19. "The rational strength of this principle is apparent. In the absence of access to international courts, arbitration under an international rule of law presents a workable and qualified system for the settlement of disputes independent of both parties involved. This is evidenced inter alia by the wide acceptance of the various international conventions an arbitration. Arbitration offers the parties the possibility of adjusting in their agreement the general law of arbitration in a way that makes their submission to arbitration acceptable from the point of view of their different nationalities.

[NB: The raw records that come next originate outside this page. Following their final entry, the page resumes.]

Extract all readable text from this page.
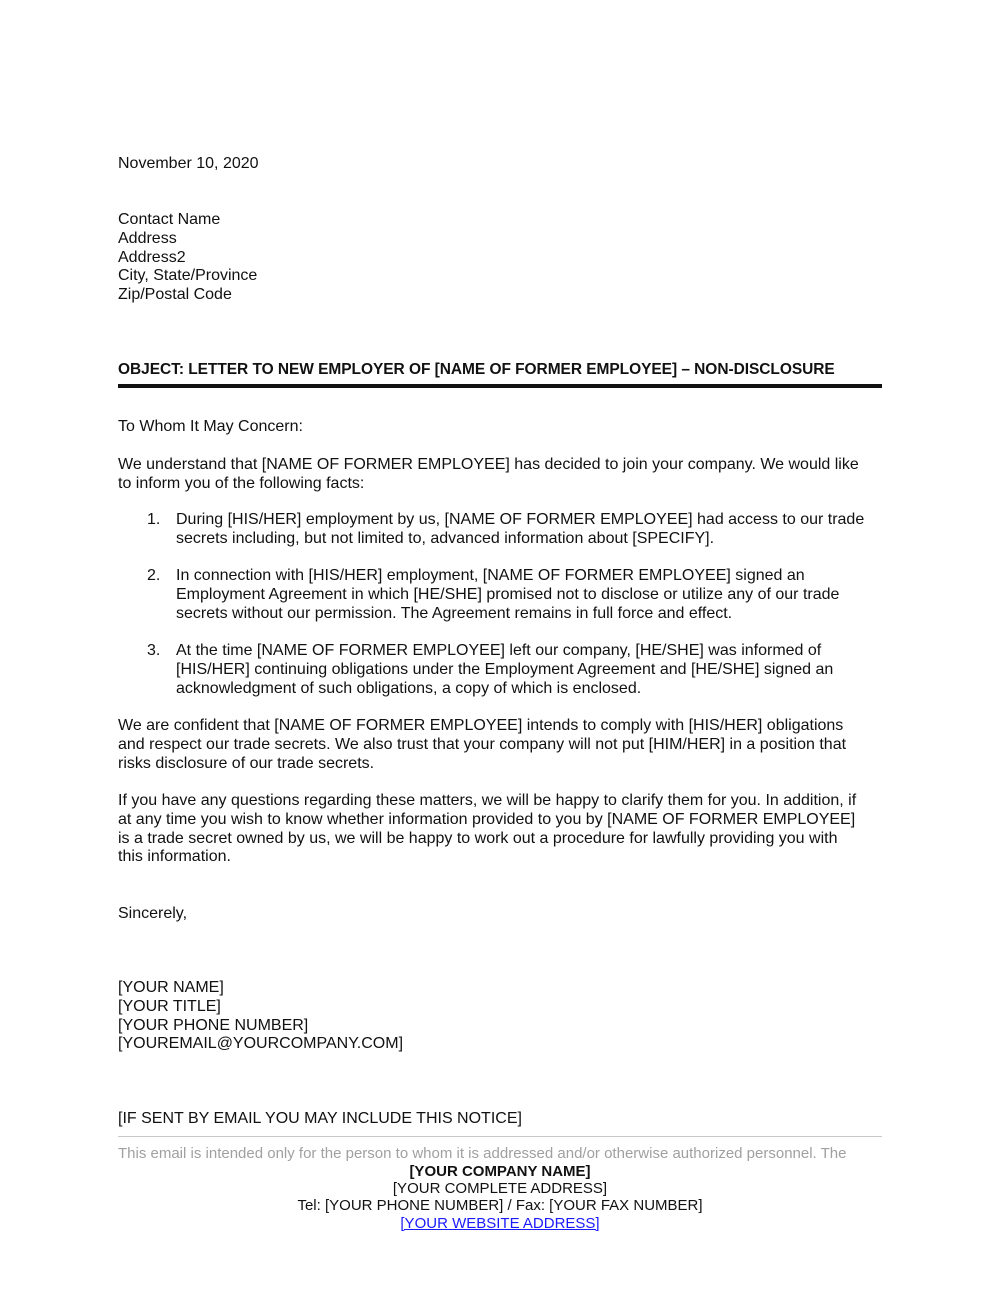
November 10, 2020
Contact Name
Address
Address2
City, State/Province
Zip/Postal Code
OBJECT: LETTER TO NEW EMPLOYER OF [NAME OF FORMER EMPLOYEE] – NON-DISCLOSURE
To Whom It May Concern:
We understand that [NAME OF FORMER EMPLOYEE] has decided to join your company. We would like
to inform you of the following facts:
1. During [HIS/HER] employment by us, [NAME OF FORMER EMPLOYEE] had access to our trade
secrets including, but not limited to, advanced information about [SPECIFY].
2. In connection with [HIS/HER] employment, [NAME OF FORMER EMPLOYEE] signed an
Employment Agreement in which [HE/SHE] promised not to disclose or utilize any of our trade
secrets without our permission. The Agreement remains in full force and effect.
3. At the time [NAME OF FORMER EMPLOYEE] left our company, [HE/SHE] was informed of
[HIS/HER] continuing obligations under the Employment Agreement and [HE/SHE] signed an
acknowledgment of such obligations, a copy of which is enclosed.
We are confident that [NAME OF FORMER EMPLOYEE] intends to comply with [HIS/HER] obligations
and respect our trade secrets. We also trust that your company will not put [HIM/HER] in a position that
risks disclosure of our trade secrets.
If you have any questions regarding these matters, we will be happy to clarify them for you. In addition, if
at any time you wish to know whether information provided to you by [NAME OF FORMER EMPLOYEE]
is a trade secret owned by us, we will be happy to work out a procedure for lawfully providing you with
this information.
Sincerely,
[YOUR NAME]
[YOUR TITLE]
[YOUR PHONE NUMBER]
[YOUREMAIL@YOURCOMPANY.COM]
[IF SENT BY EMAIL YOU MAY INCLUDE THIS NOTICE]
This email is intended only for the person to whom it is addressed and/or otherwise authorized personnel. The
[YOUR COMPANY NAME]
[YOUR COMPLETE ADDRESS]
Tel: [YOUR PHONE NUMBER] / Fax: [YOUR FAX NUMBER]
[YOUR WEBSITE ADDRESS]
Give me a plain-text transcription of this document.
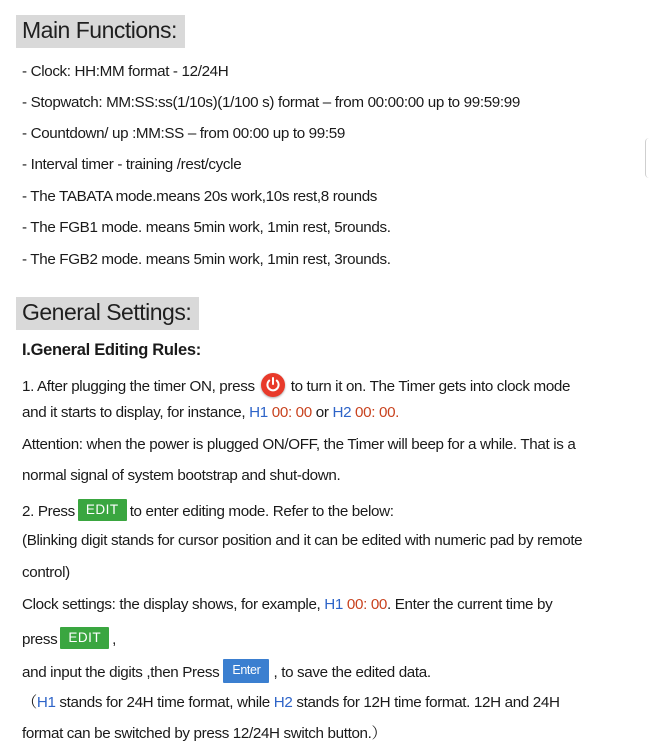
Main Functions:
- Clock: HH:MM format - 12/24H
- Stopwatch: MM:SS:ss(1/10s)(1/100 s) format – from 00:00:00 up to 99:59:99
- Countdown/ up :MM:SS – from 00:00 up to 99:59
- Interval timer - training /rest/cycle
- The TABATA mode.means 20s work,10s rest,8 rounds
- The FGB1 mode. means 5min work, 1min rest, 5rounds.
- The FGB2 mode. means 5min work, 1min rest, 3rounds.
General Settings:
I.General Editing Rules:
1. After plugging the timer ON, press to turn it on. The Timer gets into clock mode
and it starts to display, for instance, H1 00: 00 or H2 00: 00.
Attention: when the power is plugged ON/OFF, the Timer will beep for a while. That is a
normal signal of system bootstrap and shut-down.
2. Press EDIT to enter editing mode. Refer to the below:
(Blinking digit stands for cursor position and it can be edited with numeric pad by remote
control)
Clock settings: the display shows, for example, H1 00: 00. Enter the current time by
press EDIT ,
and input the digits ,then Press Enter , to save the edited data.
（H1 stands for 24H time format, while H2 stands for 12H time format. 12H and 24H
format can be switched by press 12/24H switch button.）
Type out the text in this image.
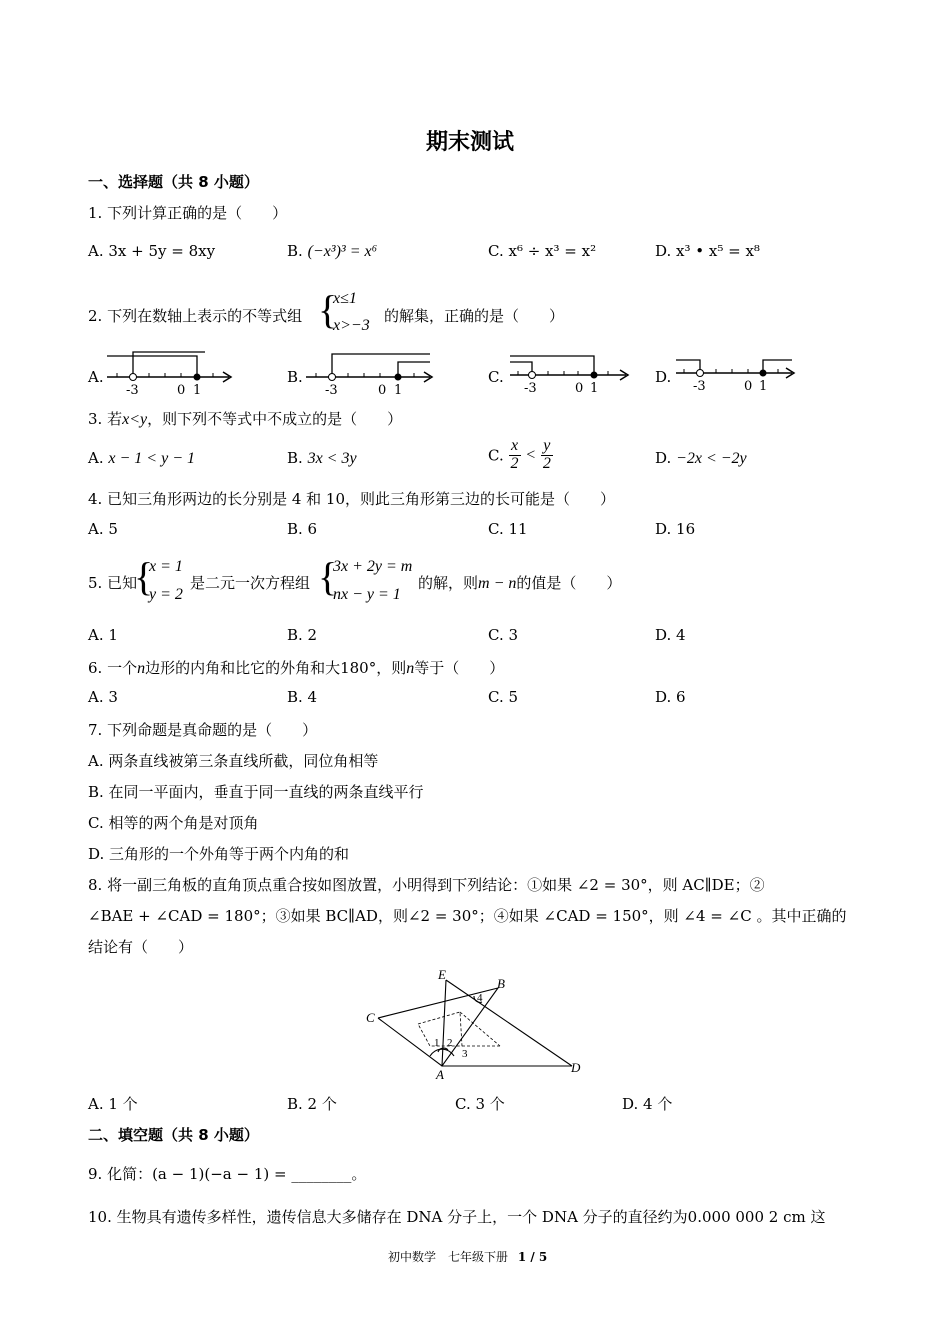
期末测试
一、选择题（共 8 小题）
1. 下列计算正确的是（　　）
A. 3x + 5y = 8xy	B. (−x³)³ = x⁶	C. x⁶ ÷ x³ = x²	D. x³ • x⁵ = x⁸
2. 下列在数轴上表示的不等式组 {
x≤1
x>−3
的解集，正确的是（　　）
A.
-3	0 1
B.
-3	0 1
C.
-3	0 1
D.
-3	0 1
3. 若x<y，则下列不等式中不成立的是（　　）
A. x − 1 < y − 1	B. 3x < 3y	C. $\frac{x}{2} < \frac{y}{2}$	D. −2x < −2y
4. 已知三角形两边的长分别是 4 和 10，则此三角形第三边的长可能是（　　）
A. 5	B. 6	C. 11	D. 16
5. 已知
{
x = 1
y = 2
是二元一次方程组 {
3x + 2y = m
nx − y = 1
的解，则m − n的值是（　　）
A. 1	B. 2	C. 3	D. 4
6. 一个n边形的内角和比它的外角和大180°，则n等于（　　）
A. 3	B. 4	C. 5	D. 6
7. 下列命题是真命题的是（　　）
A. 两条直线被第三条直线所截，同位角相等
B. 在同一平面内，垂直于同一直线的两条直线平行
C. 相等的两个角是对顶角
D. 三角形的一个外角等于两个内角的和
8. 将一副三角板的直角顶点重合按如图放置，小明得到下列结论：①如果 ∠2 = 30°，则 AC∥DE；②
∠BAE + ∠CAD = 180°；③如果 BC∥AD，则∠2 = 30°；④如果 ∠CAD = 150°，则 ∠4 = ∠C 。其中正确的
结论有（　　）
E
B
C
A	D
1 2
3
4
A. 1 个	B. 2 个	C. 3 个	D. 4 个
二、填空题（共 8 小题）
9. 化简：(a − 1)(−a − 1) = ________。
10. 生物具有遗传多样性，遗传信息大多储存在 DNA 分子上，一个 DNA 分子的直径约为0.000 000 2 cm 这
初中数学　七年级下册 1 / 5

20. "An arbitration clause may not always be operative in cases where it is clearly indicated by the facts and circumstances that there never existed a valid contract between the parties. The facts and circumstances that have been made known to the sole arbitrator concerning the agreement in the present case do not so indicate. The autonomy of an arbitration clause is a principle of international law that has been consistently applied in decisions rendered in international arbitrations, in the writings of the most qualified publicists an international arbitration, in arbitration regulations adopted by international103 organisations and in treaties. Also, in many countries the principle forms part of national arbitration law."9
21. The arbitrator concluded: "The Sole Arbitrator has, by the weight of the authority cited and of the rationale of the principle of the autonomy of arbitration clauses, been led to the conclusion, that the arbitration clause binds the parties and is operative unimpaired by the allegation by NIOC that the Agreement as a whole is null and void ab initio. This conclusion does not in any way prejudice the outcome of a later decision as to whether the Agreement is null and void as alleged by NIOC. NIOC is completely free if they so wish to develop further in their pleadings at a later stage the justifications for the allegation of nullity and the consequences of the nullity of the Agreement, if established, for the claims raised by ELF."

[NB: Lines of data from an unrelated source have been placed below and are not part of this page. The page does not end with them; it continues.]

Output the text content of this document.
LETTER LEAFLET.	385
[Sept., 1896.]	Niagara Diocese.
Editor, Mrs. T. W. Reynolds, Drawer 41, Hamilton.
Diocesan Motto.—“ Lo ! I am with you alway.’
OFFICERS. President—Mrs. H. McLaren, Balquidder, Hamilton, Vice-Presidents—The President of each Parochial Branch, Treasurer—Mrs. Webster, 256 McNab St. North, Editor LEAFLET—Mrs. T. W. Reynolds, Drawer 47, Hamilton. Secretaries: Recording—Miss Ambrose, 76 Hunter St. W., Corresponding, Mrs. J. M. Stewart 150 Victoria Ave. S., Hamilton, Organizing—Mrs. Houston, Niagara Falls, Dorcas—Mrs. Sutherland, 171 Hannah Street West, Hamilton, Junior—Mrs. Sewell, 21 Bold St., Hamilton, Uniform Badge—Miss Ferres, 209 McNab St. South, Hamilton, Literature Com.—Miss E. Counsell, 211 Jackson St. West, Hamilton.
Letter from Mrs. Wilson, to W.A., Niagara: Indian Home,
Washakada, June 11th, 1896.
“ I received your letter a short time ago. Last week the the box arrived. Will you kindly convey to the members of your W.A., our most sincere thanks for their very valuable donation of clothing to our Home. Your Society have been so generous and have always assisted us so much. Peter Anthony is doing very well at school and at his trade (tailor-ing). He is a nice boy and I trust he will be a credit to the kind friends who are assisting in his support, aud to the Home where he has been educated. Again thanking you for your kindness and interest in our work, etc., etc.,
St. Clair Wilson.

9The arbitrator referred to Lena Goldfields Company vs. Union of Socialist Soviet Republics, see n. 4; to the Losinger & Co. case, in P.C.I.J. ser.C, no. 78 (1936) p. 110; to Texaco vs. Libya, see n. 2; to LIAMCO vs. Libya, see n. 8; to BP vs. Libya, Yearbook Vol. V (1980) pp. 143-161 at p. 157, and to the ICC case no. 1526, in Journal de Droit International (Clunet 1974) p. 915; Ph. Fouchard, L'Arbitrage Commercial International, no. 247 (Paris 1965); to B. Oppetit, in Revue Critique de Droit International Privé (1976) p. 510; to P. Weil, "Les Clauses de Stabilisation ou d'Intangibilité Insérées dans les Accords de Développement Economique", in Mélanges Offerts à Charles Rousseau (1974) p. 301, and to P. Lalive, "Problèmes Rélatifs à l'Arbitrage International Commercial", see n. 6; European Convention on International Commercial Arbitration of 1961; to the Strasbourg Uniform Law on Arbitration, and to the UNCITRAL Arbitration Rules of 1976; United States, Supreme Court decision in Prima Paint Corp. vs. Flood and Conklin Manufacturing Co. (388 U.S. 395, 1967); the Federal Republic of Germany, decision of the Supreme Court rendered on 27 February 1970 (BGHZ Vol. 53, p. 315), and France, decision of the Cour de Cassation of 7 May 1973 (Recueil Dalloz Jr. (1963) p. 545).